10 pour le prix de 11
Avant que l'horizon se dégage, nous connaîtrons cependant le pire, prévient Olivier de Wasseige: l'indexation automatique des salaires de plus de 10%. “La Belgique est l'un des rares pays européens à appliquer cette indexation automatique. Supposons qu'une PME compte 10 employés: elle paiera pour 11 employés après indexation alors que la production est toujours celle de 10 personnes. Selon moi, les entreprises embaucheront moins ou licencieront du personnel. Du fait de la crise énergétique, elles peuvent recourir au chômage temporaire, mais lorsque cette crise sera terminée, l'indexation sera toujours bel et bien là!”
“Pour affronter ce choc financier, les entreprises réaliseront des économies en réfléchissant, entre autres, à la manière de consommer moins d’énergie ou de gérer plus intelligemment cet aspect. La société wallonne I-care, qui travaille sur la maintenance prédictive, ne parvient plus à suivre les demandes. En réparant les machines avant qu'elles ne tombent en panne, par exemple, on évite les immobilisations et l’on peut vérifier immédiatement si elles consomment trop d'énergie. Quoi qu'il arrive, la smart energy jouera un rôle majeur. Jusqu'à présent, les émissions d'une usine augmentaient linéairement avec la production; à l'avenir, nous devrons produire plus tout en émettant moins, ce qui n'est possible que grâce à de nouvelles machines ou à de nouveaux procédés. En Wallonie, une réduction d'impôt s'applique aux entreprises qui s'engagent dans la durabilité, ce qui constitue une incitation supplémentaire. Sans oublier que l'automatisation et la robotisation peuvent compenser l'indexation.”
Reculer pour mieux sauter
Les entreprises doivent donc non seulement économiser de l'argent, mais aussi continuer à innover. “Les chefs d'entreprise ont peur d'investir sans savoir quels fruits ils récolteront, surtout à une époque où les consommateurs dépensent moins parce que leur confiance dans l'économie s’est érodée”, note Olivier de Wasseige. “Pourtant, il est important que les entreprises réfléchissent à la manière de diversifier leurs produits et services. Il peut également être judicieux de se développer sur des marchés de débouchés intéressants. Pensez à l'Amérique, à présent que le dollar s’est bien relevé.”

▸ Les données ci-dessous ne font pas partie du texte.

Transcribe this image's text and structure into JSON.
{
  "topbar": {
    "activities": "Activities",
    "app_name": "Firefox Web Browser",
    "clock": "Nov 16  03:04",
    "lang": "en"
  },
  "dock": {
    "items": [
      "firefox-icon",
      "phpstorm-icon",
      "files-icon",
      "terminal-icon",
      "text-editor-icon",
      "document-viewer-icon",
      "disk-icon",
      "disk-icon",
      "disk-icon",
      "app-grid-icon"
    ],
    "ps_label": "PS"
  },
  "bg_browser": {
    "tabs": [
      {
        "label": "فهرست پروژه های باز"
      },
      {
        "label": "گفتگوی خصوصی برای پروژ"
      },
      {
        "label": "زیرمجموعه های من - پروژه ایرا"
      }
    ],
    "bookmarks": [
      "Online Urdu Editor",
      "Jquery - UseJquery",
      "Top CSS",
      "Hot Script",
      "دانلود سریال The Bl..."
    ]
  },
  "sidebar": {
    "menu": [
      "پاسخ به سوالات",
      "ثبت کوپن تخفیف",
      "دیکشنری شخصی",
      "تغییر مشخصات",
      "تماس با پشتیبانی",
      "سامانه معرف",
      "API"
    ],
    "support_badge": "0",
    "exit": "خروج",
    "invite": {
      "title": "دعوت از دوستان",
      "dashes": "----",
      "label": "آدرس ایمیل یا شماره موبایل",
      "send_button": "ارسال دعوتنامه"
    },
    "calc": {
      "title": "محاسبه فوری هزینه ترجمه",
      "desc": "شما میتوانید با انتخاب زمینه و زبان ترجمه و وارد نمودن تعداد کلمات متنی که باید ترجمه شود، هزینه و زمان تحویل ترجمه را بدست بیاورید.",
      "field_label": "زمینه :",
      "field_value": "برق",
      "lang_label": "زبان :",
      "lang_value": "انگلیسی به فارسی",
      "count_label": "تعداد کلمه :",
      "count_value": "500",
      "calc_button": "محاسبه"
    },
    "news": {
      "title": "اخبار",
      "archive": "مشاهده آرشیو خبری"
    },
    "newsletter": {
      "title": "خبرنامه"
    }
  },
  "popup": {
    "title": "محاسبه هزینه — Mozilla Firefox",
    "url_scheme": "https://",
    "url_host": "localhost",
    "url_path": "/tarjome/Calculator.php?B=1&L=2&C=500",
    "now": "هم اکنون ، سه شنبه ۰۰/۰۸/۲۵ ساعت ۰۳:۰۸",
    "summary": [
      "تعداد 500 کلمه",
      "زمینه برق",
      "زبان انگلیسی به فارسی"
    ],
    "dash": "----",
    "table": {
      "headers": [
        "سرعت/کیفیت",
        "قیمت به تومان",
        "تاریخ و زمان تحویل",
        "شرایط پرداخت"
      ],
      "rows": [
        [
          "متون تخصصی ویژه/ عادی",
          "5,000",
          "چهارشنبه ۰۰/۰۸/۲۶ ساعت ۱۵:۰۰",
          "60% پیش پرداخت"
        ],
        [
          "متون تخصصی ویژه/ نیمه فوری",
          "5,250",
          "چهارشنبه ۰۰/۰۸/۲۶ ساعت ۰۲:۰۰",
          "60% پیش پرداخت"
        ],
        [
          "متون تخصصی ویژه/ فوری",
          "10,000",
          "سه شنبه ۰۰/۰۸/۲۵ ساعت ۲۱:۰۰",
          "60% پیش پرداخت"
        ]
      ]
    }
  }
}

“De nombreuses entreprises ont survécu à la crise sanitaire en puisant dans leurs réserves financières. Si, dans l'ensemble, les grandes entreprises ont davantage de réserves que les petites, elles ne peuvent jamais cesser d'innover. Certaines entreprises peuvent assurément tirer profit de cette crise, en modifiant leur produit, leur processus ou leur marché. Si elles doivent interrompre temporairement leur production maintenant, c'est le moment de se concentrer sur la recherche et le développement. Cela peut paraître ironique de dire cela, mais c’est en quelque sorte un mal pour un bien.”